The only downside to the move to bring party leadership together in a massive program to improve roads, bridges and other infrastructure is the administration’s objection to raising the gasoline tax to fund the effort.
The current federal gasoline tax is 18.3 cents a gallon. The tax was raised to that level in 1993.
With the meeting the past week, it had been four months since President Donald Trump and a dozen Democratic Party leaders had met. While no definite plan resulted from the meeting, it was a step forward in meeting the challenge of crumbling infrastructure across the country.
There’s still intensive tension over other disagreements, especially over the Mueller report and the Democrats’ insistence in conducting more investigations as a result of the document. With another presidential election on the horizon, that adds more to the partisan political climate.
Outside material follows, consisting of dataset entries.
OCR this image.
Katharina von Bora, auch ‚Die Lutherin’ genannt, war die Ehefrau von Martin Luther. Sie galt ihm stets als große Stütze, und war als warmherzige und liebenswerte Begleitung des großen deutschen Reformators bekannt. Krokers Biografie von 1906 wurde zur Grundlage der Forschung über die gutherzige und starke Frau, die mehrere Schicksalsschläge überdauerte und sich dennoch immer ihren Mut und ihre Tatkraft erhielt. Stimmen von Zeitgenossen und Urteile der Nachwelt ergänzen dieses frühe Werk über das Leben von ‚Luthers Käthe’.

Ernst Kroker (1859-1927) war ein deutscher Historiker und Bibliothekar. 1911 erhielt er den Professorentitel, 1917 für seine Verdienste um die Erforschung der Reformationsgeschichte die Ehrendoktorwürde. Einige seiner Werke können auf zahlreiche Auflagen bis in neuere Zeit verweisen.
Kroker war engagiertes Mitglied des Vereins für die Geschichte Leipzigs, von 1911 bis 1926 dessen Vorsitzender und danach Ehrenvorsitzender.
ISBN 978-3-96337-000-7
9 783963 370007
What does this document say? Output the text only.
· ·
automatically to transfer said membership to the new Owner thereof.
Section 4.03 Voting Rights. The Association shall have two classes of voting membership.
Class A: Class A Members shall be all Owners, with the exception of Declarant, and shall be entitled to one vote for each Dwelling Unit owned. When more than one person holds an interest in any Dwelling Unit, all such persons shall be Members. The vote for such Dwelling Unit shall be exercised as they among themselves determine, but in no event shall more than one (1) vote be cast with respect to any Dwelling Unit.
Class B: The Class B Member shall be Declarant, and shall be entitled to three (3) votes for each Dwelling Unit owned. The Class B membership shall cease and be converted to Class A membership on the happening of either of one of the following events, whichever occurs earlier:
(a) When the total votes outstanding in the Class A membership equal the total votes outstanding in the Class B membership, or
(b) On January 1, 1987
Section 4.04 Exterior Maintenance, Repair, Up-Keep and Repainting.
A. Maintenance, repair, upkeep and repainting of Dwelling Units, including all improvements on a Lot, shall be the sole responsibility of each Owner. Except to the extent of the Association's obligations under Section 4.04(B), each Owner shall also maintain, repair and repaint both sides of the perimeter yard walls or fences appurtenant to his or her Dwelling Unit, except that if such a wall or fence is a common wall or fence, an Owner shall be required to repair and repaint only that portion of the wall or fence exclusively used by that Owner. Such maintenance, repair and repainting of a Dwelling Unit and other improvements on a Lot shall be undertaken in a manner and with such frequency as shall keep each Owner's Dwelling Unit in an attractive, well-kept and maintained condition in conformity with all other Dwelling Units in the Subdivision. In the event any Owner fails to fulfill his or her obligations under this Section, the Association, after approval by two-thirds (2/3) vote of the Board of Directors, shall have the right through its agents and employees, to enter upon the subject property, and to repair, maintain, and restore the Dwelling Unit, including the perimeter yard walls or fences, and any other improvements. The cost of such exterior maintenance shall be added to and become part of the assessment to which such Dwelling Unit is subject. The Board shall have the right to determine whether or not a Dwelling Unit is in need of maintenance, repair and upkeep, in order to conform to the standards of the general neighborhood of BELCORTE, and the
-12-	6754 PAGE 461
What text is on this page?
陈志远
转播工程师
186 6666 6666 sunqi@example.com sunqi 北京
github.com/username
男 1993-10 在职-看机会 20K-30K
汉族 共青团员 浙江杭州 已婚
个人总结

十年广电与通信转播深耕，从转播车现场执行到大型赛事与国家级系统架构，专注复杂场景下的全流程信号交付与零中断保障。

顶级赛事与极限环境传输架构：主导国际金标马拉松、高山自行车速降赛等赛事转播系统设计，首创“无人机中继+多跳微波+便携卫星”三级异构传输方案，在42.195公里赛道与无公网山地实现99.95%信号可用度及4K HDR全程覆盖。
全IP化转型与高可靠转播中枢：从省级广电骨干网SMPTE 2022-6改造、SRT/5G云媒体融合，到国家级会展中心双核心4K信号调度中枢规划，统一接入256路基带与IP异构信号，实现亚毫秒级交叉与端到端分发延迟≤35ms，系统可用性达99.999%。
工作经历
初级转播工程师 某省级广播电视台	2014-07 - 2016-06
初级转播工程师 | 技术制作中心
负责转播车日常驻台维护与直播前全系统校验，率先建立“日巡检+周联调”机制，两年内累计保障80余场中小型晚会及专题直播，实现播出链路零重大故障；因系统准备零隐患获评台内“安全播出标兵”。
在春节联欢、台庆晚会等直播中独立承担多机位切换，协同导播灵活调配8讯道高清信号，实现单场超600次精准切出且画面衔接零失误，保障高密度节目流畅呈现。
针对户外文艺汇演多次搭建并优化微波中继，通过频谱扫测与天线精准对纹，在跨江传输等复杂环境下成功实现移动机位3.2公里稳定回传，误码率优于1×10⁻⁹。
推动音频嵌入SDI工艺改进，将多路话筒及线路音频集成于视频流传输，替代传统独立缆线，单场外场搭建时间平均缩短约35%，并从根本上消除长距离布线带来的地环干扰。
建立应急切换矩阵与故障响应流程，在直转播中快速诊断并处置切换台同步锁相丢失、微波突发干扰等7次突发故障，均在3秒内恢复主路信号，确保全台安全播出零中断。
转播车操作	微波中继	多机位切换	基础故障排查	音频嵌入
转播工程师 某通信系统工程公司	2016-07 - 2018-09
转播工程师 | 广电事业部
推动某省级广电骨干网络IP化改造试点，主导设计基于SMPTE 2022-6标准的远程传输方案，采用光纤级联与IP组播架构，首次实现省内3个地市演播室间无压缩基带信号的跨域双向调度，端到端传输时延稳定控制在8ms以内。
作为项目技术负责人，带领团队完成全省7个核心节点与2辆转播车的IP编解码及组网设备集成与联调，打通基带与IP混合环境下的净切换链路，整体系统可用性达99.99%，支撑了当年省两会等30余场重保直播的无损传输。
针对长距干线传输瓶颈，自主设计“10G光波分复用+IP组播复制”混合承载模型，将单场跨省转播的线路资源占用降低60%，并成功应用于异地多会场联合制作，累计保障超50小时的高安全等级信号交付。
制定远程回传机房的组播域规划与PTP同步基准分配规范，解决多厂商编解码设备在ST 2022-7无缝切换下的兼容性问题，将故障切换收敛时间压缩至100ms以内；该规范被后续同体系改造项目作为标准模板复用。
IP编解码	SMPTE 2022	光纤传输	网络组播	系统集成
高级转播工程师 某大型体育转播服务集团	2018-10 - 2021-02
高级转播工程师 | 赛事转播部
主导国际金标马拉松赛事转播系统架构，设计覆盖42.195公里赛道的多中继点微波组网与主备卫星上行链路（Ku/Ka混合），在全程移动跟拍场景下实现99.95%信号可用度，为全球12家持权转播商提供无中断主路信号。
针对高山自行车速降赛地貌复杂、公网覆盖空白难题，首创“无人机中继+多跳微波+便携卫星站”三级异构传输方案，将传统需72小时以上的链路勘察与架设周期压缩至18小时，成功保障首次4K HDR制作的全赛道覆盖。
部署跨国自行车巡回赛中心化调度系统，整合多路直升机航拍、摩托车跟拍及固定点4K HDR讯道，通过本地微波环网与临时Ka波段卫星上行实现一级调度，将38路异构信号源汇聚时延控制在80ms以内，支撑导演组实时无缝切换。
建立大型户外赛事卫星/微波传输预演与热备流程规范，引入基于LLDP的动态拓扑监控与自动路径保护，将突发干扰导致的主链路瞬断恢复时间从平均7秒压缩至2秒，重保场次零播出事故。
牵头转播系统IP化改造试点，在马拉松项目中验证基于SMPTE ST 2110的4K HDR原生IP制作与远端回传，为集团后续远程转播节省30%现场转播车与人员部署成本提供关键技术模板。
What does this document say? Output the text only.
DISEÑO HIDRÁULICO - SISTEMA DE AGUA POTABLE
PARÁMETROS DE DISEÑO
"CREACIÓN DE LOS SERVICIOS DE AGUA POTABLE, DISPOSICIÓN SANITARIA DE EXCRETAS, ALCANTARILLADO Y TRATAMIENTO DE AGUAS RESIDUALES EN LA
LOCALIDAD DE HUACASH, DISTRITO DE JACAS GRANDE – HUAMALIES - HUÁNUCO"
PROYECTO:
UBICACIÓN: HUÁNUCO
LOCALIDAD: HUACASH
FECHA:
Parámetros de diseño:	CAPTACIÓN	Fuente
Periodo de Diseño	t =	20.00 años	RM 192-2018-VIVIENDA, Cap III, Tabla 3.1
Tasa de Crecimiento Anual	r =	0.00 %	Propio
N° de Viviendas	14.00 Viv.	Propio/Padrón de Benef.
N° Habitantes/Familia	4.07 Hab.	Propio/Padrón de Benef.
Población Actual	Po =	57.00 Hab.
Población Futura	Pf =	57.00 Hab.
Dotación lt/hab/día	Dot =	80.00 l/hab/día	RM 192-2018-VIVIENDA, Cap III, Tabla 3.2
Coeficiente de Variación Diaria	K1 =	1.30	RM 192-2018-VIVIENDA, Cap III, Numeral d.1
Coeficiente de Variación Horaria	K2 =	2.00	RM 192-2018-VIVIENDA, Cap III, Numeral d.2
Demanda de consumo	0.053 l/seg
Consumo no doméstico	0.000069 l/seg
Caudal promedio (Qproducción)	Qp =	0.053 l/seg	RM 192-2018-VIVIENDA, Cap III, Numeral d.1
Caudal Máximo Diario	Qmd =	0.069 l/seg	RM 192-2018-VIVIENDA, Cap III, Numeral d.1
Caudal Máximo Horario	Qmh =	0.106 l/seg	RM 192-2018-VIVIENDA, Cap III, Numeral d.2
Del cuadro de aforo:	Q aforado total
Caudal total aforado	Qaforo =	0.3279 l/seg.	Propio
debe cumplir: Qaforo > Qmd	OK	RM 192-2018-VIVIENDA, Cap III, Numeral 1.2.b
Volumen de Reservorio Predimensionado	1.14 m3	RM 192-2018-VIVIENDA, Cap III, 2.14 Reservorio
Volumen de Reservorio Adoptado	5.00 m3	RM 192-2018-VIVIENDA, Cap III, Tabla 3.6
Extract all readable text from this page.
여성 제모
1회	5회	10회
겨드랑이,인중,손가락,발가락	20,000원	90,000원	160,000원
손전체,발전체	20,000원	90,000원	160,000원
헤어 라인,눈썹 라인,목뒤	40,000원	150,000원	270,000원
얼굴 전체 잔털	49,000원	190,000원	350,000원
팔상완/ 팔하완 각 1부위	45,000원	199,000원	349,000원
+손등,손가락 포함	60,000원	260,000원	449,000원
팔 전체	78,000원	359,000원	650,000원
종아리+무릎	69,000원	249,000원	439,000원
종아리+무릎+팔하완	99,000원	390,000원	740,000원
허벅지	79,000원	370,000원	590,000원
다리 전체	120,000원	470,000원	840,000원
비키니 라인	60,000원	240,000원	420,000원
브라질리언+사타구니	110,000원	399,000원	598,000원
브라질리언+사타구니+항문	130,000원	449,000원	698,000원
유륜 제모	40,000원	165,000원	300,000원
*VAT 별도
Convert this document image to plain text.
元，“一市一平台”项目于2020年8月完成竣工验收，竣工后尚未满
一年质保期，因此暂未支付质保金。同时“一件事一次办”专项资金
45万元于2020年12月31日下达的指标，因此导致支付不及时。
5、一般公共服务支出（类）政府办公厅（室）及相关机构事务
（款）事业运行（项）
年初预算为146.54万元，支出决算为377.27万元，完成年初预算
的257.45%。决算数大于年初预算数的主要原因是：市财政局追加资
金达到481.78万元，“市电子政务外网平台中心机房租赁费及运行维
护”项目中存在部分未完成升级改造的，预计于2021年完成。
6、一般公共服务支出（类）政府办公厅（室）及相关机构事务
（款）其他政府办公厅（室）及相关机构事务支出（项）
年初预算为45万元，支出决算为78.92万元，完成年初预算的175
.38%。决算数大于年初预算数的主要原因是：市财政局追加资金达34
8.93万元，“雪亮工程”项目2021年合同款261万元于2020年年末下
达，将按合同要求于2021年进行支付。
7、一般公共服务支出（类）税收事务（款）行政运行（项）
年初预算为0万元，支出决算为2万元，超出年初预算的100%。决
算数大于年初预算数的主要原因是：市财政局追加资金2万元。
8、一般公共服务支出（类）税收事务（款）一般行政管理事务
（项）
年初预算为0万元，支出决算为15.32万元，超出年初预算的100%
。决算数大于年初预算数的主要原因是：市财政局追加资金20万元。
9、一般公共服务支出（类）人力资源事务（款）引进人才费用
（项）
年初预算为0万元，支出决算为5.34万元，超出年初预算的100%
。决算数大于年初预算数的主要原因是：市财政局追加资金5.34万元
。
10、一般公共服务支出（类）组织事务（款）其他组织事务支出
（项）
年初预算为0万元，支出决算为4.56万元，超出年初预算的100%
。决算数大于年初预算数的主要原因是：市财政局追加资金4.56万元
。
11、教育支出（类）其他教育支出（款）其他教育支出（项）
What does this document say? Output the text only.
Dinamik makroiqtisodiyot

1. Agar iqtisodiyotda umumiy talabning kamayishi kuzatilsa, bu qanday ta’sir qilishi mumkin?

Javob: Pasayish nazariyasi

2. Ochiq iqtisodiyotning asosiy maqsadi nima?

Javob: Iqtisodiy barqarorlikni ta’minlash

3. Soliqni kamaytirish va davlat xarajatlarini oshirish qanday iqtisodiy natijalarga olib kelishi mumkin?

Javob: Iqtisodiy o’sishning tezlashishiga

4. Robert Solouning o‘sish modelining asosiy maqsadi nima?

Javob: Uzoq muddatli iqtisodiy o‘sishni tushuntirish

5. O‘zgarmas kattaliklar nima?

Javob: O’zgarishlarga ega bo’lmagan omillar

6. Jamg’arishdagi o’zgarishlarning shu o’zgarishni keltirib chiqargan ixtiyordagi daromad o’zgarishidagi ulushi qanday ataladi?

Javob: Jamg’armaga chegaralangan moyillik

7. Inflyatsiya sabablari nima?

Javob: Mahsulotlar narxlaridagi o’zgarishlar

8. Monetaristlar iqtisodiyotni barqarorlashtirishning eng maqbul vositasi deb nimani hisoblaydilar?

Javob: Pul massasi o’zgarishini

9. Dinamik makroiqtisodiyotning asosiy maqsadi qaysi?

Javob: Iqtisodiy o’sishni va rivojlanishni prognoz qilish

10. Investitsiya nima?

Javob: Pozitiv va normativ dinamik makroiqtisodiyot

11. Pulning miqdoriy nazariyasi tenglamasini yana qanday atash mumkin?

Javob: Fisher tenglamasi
Reports say the political leaders in both parties agreed on a $2 trillion proposal. President Trump campaigned on rebuilding America’a infrastructure. Democrats generally recognize the need.
As it is with so many federal programs, how to pay for them can be a huge stumbling block. The suggestion here is to pay some of it by cutting back foreign aid, especially to countries that aren’t that friendly to us and have never said thanks.
It’s going to take skillful legislative leadership to produce a proposal in which both parties can find agreement. At least they’re talking about the issue.